La chute d'un prétendant au trône
L'ambition d'Arsenal de remporter son premier trophée depuis 2020 s'effondre comme un château de cartes. L'élimination 2-1 face à Southampton en quart de finale de FA Cup, équipe en Championship, est bien plus qu'un simple revers : c'est un symptôme d'une fragilité grandissante au moment le plus critique de la saison. Moins de deux semaines après avoir perdu la finale de la Carabao Cup contre Manchester City, les Gunners montrent des signes de fracture mentale. Ce n’est plus une course au quadruplé, mais une bataille pour préserver l’intégrité de la campagne.
Leur avance de neuf points en Premier League semble désormais fragile, surtout avec un match en moins pour City. Le souvenir des remontées foudroyantes de Pep Guardiola en 2023 et 2024 – respectivement de cinq et un point – reste gravé dans les mémoires d’Arsenal. Cette fois, la pression pourrait basculer plus vite que jamais.
Analyse tactique : la défense qui craque
Les données parlent d’elles-mêmes : selon Opta, huit buts ont été concédés par Arsenal à la suite d’erreurs individuelles en 23 matchs. Un contraste frappant avec seulement un but attribuable à une erreur en 28 rencontres précédentes. À Wembley, Kepa Arrizabalaga a lâché un centre, permettant à Nico O'Reilly d’ouvrir le score. À St Mary’s, Ben White a mal jaugé son saut, offrant un but en or à Ross Stewart. Ces moments ne sont plus des accidents, mais des récurrences.
Mikel Arteta a reconnu que son équipe « n’a pas bien géré les ballons longs », une faille inédite chez une équipe habituellement solide en transition. L’absence de William Saliba sur le banc face à Southampton, combinée à l’absence de David Raya, perturbe l’équilibre défensif. Sans ces piliers, la ligne arrière perd sa cohérence, et les attaquants adverses exploitent désormais ces failles avec précision.
Les absences qui pèsent
Le retour de Martin Ødegaard en tant que titulaire pour la première fois depuis le 25 janvier était une lueur d’espoir. Mais l’absence de Declan Rice et Bukayo Saka – les deux meilleurs tireurs de corners et coups francs – affaiblit considérablement la création offensive. Sans Eberechi Eze, les solutions en jeu ouvert sont limitées. Et avec Gabriel blessé après le match à Southampton, la crise défensive pourrait s’aggraver.
Arteta dispose de peu d’options. Zubimendi et Saliba ont joué les remplaçants, mais l’équipe n’est clairement pas à 100 %. Dans un contexte de matchs serrés, chaque absence pèse comme un handicap stratégique majeur.
La menace City revient
Alors qu’Arsenal affronte Sporting en Ligue des champions et Bournemouth à domicile, Manchester City, après sa victoire 4-0 contre Liverpool, affiche une forme redoutable.
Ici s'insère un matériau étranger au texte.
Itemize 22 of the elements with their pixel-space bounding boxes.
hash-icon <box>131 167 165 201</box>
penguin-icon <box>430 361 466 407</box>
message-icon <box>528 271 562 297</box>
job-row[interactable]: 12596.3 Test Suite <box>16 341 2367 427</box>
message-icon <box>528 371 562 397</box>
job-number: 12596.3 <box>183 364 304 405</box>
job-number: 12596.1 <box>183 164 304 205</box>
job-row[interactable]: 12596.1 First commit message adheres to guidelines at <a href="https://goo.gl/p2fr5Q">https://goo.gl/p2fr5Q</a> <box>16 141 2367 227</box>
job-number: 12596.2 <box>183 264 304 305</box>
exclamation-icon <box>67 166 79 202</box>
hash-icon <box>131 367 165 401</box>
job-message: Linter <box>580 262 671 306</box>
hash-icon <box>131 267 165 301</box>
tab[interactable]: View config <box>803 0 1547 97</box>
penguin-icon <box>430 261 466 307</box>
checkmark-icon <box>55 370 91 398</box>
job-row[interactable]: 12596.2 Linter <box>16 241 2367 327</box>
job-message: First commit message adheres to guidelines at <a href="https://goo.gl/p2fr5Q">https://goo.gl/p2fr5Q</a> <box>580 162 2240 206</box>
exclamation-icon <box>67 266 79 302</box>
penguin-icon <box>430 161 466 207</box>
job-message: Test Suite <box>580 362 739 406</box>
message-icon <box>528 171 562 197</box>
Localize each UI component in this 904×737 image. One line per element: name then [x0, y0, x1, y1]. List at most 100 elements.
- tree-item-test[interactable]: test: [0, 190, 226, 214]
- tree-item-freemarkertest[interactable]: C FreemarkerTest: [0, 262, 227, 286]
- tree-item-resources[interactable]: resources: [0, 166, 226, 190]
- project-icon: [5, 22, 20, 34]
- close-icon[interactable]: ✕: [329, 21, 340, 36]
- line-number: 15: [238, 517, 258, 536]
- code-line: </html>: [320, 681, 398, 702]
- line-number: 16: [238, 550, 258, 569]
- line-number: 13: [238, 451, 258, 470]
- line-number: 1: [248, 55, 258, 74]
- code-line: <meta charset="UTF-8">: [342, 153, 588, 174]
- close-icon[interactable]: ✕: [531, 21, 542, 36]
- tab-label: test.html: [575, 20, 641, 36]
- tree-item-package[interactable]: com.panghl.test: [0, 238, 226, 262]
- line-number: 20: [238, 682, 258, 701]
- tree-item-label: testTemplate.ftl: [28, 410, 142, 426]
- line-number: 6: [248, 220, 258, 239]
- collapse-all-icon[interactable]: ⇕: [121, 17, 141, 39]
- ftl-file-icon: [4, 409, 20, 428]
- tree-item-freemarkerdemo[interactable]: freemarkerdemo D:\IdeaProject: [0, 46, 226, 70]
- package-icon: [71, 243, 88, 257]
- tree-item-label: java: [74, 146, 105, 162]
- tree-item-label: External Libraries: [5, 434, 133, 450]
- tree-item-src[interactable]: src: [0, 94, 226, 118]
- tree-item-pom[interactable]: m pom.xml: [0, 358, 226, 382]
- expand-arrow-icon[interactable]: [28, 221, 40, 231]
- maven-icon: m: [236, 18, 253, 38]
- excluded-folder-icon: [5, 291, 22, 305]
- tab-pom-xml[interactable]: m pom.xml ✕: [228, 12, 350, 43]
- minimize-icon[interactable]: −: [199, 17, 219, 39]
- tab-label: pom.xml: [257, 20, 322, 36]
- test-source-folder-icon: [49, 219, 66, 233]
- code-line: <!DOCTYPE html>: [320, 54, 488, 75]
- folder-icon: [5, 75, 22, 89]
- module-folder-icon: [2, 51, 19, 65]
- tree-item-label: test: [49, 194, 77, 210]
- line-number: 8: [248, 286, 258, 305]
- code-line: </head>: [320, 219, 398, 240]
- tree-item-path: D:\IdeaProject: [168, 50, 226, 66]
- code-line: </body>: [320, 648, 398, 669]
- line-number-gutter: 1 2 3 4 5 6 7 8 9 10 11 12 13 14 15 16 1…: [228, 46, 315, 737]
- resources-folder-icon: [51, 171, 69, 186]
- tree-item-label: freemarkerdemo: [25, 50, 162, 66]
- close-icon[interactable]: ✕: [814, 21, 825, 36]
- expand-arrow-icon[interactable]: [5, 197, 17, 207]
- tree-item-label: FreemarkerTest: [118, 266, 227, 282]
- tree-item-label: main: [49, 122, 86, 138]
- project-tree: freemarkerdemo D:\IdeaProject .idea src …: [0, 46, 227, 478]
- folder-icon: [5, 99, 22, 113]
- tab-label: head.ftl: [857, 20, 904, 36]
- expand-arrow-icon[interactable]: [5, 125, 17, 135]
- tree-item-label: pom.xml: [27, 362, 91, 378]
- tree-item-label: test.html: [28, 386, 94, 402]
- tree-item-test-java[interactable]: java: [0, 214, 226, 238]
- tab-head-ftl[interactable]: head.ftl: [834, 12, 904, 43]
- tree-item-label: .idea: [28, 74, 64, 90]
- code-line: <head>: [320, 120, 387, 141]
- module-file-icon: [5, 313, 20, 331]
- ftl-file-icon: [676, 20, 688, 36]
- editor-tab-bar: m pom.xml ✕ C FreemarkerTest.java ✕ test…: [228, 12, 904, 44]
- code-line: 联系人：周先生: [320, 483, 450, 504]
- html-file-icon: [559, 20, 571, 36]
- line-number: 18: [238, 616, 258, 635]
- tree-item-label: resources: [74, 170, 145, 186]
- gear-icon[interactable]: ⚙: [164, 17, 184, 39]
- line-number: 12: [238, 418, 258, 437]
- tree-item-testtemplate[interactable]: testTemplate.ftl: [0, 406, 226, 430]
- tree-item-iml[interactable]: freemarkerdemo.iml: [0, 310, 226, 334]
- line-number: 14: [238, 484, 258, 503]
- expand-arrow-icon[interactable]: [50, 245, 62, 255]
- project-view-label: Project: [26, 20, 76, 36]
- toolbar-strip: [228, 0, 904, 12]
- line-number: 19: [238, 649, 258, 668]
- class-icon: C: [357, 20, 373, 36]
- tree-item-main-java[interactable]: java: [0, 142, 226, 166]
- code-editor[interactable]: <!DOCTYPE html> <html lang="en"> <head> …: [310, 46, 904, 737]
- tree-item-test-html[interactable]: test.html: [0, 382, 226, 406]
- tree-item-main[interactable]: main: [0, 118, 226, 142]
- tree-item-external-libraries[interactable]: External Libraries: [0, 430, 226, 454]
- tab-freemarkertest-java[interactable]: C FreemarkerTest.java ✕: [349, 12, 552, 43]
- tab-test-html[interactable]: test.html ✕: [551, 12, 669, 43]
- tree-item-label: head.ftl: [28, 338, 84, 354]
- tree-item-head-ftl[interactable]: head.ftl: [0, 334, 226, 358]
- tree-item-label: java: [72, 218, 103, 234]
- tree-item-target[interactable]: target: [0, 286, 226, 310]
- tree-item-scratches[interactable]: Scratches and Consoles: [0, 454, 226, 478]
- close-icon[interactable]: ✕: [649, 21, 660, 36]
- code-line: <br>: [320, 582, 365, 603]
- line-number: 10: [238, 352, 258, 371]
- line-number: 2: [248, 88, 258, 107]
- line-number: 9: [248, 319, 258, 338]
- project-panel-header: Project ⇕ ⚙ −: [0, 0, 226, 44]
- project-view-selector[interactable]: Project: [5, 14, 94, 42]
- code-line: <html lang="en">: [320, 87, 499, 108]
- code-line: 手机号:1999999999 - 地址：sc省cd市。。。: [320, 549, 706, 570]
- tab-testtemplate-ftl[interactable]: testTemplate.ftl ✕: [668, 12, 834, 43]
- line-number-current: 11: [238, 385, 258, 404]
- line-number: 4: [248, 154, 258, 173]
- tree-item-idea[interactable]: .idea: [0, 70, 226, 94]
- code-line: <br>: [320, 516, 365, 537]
Leur parcours – avec un déplacement à Chelsea puis le choc contre Arsenal à l’Etihad – est réalisable. Et s’ils gagnent leurs matchs, la pression psychologique sur les Gunners deviendra insoutenable.
L’histoire montre que City sait finir fort : en 2023, ils ont enchaîné 12 victoires. En 2024, 9. Cette fois, ils n’en ont peut-être besoin que de 6 ou 7. Mais le plus dangereux, c’est que les joueurs d’Arsenal y croient aussi.
- Arsenal a perdu 8 buts sur erreurs en 23 matchs (Opta)
- City a un match en moins et mène 4-0 face à Liverpool récemment
- Le dernier affrontement décisif entre Arteta et Guardiola en 2024 s’est joué sur un point
Questions fréquentes
Q: Quelle est l'analyse approfondie de la chute d'Arsenal ?
A: L'élimination contre Southampton n'est pas qu'un accident : elle révèle une fragilité mentale, une montée d'erreurs individuelles et un manque de profondeur en cas de blessures. Ces facteurs, combinés à la pression de City, mettent en lumière un manque de tempérament de champion au moment crucial.
Q: Comment cela affecte-t-il le classement d'Arsenal ?
A: Bien qu'Arsenal conserve une avance de neuf points, la présence d'un match en moins pour City et le calendrier difficile des prochaines semaines rendent cette avance très précaire. Un faux pas contre Bournemouth ou Sporting pourrait tout changer.